Why do we need to use carbon in a reef aquarium?
There are organic pollutants that can only be removed from reef aquarium water by active carbon.The reef aquarium is a closed artificial ecosystem where living creatures continually produce organic waste consisting of proteins, fats, carbohydrates, organic acids and phenols.If allowed to decompose the organics will fuel the activity of many unwanted microorganisms in the aquarium, increasing the total oxygen demand (BOD, COD) which will cause a reduction in Redox potential, as well as causing excessive production of CO2 by bacterial respiration, which will reduce pH. Furthermore, there will be an increase in nitrogenous and phosphorus compounds, encouraging growth of nuisance bacteria and eventually of nuisance algae. The accumulating organics also has a significant effect on light penetration, especially in the blue and near UV spectrum that stimulates coral growth.
How does activated carbon filter water?
Scientifically speaking, carbon removes the organics from water by a physical process called adsorption. Within a reef aquarium, the submicroscopic pores of activated carbon is the final stage of the mechanical filtration process, adsorbing the organic molecules that are too small to be removed by even the finest mechanical filters or physically removed from the water by protein skimming. Adsorption can be thought of as the adhesion of a molecule to surface by attractive forces. This occurs within the submicroscopic pores of the carbon because the attractive forces between the organic molecules and the internal surfaces of the carbon are far greater than the attractive forces that keep them dissolved in solution. This will continue until all of the surface area inside the carbon is used up and it becomes saturated with organics.
What is activated carbon?
Activated carbon is an extremely porous material with a sponge like structure but with a very large internal surface area relative to its physical size. It is produced from many organic materials that have a high carbon content such as coconuts shells, nutshells, lignite, bituminous coal or anthracite. The carbon-based material is “activated” through physical modification and thermal decomposition in a furnace, under a controlled atmosphere and temperature. The activation process significantly increases the surface area per unit volume of a fine network of submicroscopic pores which is what gives activated carbon its ability to act as a filter material. The specific source of the carbon and the specific activation process determines the physical characteristics of the finished product. There are many different grades of activated carbon and therefore they must be selected specifically for each and every application.

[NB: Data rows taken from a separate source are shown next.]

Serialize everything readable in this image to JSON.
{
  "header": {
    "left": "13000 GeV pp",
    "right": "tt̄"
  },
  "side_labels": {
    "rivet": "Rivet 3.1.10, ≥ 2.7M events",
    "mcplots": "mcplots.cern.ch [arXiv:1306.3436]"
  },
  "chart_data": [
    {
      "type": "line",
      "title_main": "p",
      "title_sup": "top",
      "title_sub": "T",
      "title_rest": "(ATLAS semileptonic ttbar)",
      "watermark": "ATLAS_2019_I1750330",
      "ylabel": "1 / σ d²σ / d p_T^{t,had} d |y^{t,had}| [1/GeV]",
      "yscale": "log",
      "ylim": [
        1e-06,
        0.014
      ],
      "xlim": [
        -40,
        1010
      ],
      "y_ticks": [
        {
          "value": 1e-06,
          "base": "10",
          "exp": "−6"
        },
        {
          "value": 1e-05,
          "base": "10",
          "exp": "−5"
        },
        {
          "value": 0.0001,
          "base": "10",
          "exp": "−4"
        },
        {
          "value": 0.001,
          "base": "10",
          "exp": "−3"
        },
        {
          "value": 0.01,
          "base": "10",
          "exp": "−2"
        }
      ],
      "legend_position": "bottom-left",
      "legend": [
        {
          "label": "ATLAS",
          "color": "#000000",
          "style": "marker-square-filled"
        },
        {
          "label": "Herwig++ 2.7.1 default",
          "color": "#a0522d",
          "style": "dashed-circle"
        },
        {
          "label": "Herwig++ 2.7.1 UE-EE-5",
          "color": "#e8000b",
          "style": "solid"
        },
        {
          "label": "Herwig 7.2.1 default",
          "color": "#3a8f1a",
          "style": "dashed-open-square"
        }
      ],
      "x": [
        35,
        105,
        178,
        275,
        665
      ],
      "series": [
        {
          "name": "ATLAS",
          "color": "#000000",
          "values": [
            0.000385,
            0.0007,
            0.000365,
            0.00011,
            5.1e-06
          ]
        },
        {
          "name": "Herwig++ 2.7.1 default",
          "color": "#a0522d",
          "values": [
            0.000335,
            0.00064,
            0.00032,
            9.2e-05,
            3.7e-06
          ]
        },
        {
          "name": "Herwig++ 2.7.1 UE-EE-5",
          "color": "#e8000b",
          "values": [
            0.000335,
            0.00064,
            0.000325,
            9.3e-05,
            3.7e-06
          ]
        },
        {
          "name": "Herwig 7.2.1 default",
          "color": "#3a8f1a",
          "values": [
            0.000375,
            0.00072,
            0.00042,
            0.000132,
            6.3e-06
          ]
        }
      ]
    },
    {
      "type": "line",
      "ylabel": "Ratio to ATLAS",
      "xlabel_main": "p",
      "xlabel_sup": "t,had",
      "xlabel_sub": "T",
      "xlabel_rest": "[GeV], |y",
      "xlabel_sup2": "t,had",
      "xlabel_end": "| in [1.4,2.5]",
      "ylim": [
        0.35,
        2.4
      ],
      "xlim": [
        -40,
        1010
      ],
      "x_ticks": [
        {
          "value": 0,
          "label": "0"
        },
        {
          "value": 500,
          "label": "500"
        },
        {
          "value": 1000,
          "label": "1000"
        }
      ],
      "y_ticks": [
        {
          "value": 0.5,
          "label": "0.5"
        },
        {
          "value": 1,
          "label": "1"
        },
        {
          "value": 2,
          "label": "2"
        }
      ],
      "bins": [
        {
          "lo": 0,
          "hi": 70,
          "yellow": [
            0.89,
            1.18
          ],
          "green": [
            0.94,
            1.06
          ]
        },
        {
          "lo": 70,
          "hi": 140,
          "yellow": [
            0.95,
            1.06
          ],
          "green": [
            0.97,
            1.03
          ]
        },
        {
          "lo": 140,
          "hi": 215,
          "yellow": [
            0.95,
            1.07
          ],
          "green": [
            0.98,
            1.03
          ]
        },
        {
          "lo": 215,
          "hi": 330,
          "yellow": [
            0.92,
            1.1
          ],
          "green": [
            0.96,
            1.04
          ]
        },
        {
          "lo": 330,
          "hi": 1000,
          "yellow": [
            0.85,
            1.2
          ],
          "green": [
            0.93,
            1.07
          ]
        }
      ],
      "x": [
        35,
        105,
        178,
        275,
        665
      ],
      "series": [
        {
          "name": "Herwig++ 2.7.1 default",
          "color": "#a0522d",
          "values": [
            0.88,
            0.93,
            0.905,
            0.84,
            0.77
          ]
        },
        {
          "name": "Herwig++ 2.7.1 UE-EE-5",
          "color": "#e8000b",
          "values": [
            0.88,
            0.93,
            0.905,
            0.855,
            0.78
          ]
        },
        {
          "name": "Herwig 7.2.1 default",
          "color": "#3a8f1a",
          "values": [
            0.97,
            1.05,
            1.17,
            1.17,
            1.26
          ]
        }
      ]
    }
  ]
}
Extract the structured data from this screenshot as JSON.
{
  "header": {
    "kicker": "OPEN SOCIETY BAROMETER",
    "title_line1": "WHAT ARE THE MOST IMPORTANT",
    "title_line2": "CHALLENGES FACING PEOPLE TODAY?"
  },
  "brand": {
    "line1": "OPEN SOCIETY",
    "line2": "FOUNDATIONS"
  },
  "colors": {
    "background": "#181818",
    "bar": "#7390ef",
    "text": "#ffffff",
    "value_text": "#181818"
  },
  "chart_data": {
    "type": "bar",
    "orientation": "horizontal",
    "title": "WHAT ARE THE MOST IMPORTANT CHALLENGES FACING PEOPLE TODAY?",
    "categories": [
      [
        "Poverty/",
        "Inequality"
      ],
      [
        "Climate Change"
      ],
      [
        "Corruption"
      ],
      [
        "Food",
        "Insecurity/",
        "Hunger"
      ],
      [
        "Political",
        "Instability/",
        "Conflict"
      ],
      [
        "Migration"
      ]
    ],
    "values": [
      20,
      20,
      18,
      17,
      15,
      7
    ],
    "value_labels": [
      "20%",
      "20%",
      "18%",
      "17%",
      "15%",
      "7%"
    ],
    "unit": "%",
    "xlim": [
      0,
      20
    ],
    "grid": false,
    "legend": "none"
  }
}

Some manufacturers quote a Molasses Number, however the molecules in the molasses size range are typically removed by protein skimming and therefore this number is irrelevant when evaluating the suitability of activate carbon for reef aquariums.In the past, carbons have been known to leach phosphate into the water, which is undesirable for a reef aquarium and therefore the lowest levels of Leachable Phosphate are considered better. In reality, as long as the leachable phosphate is below a basic threshold level, any differences below that level is not measurable in reef aquariums and is therefore irrelevant.The cleanliness or dustiness of the product is also a consideration and is measured as the Ash Level. The lower the better as higher levels indicate a larger quantity of particles will be released to the water and a lower actual mass of carbon left to do the filtration. Ash levels are often quoted by manufacturers however it is easiest visualized by viewing the turbidity on adding the carbon to water.In addition to these important indicators, the overall efficiency of the activated carbon will be effected by its physical parameters such as Product Density, TSA, Pore Volume and Mesh Size.Activated carbon produced from lignite and anthracite are not recommended for reef aquariums due to an excessive amount of fine powder released to the water (which may lead to lateral line necrosis “HLLE disease” in some fish). Coconut shell or bituminous coal are the preferred sources.